CMDAT Research Foundation
CMDAT Research Foundation 

Polycythemia vera, rouleaux formation and Alzheimer's disease

Polycythemia vera is one of the conditions that increases blood viscosity due to increased number of red blood cells. To the best of my knowledge, there is no published research linking polycythemia vera and Alzheimer’s disease.


Using ICD-9-CM methodology, it was calculated that there were 80 (0.001%) patients discharged with both polycythemia vera and Alzheimer’s disease in 2001. These findings are not surprising as polycythemia vera is a rare condition[103]. According to one study the incidence of polycythemia vera was found to be 1.9 per 100,000. Age-related estimates would not be appropriate to discuss here as per Agency for Health Care Research and Quality requirement not to report any cell counts below 10 (which is the case with polycythemia vera).


The proportion of women diagnosed with both ischemic stroke and Alzheimer’s disease was substantially higher than the proportion of men with the same diagnosis (68% versus 32%)

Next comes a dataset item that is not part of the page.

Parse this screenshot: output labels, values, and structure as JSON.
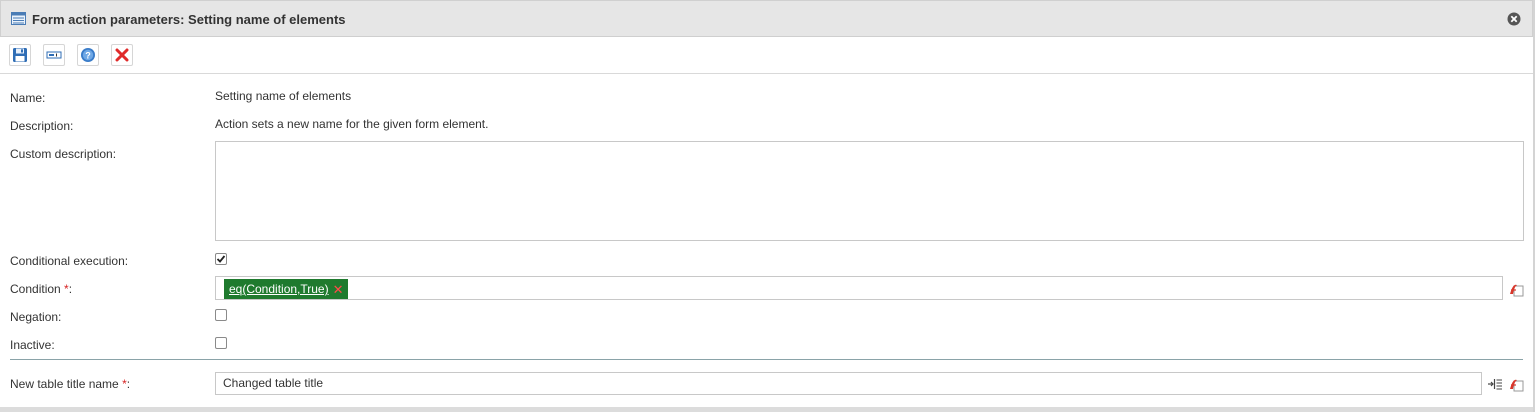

Polycythemia vera is characterized by increased rouleaux formation and the number of rouleaux increases with decreasing shear stress. This trend becomes even more pronounced as the shear stress approaches zero. Rouleaux continue to form inside what I call the “hemodynamic shade”. This “hemodynamic shade” creates a stagnant zone that can be characterized by a secondary flow and a boundary. Hemodynamic stress outside this zone, however, is still significant enough to destroy and entrain rouleaux.  The “hemodynamic shade” zone can also be characterized by a significant deterioration of mass exchange due to the attachment of rouleaux to the vessel wall. This may decrease the permeability of the endothelium and decrease the rate of removal of lipids and lipoproteins, which in turn can lead to the formation of lipid stripes directed along the blood flow and located in the “hemodynamic shade” of the original attached rouleaux[50]. The escalating formation of rouleaux continues within the entire “hemodymanic shade” zone.

[50] Caro CG. The mechanics of circulation.  edn. Oxford: Oxford University Press, 1978.

[103]    Ania BJ, Suman VJ, Sobell JL et al. Trends in the incidence of polycythemia vera among Olmsted County, Minnesota residents, 1935-1989. Am J Hematol 1994; 47(2):89-93.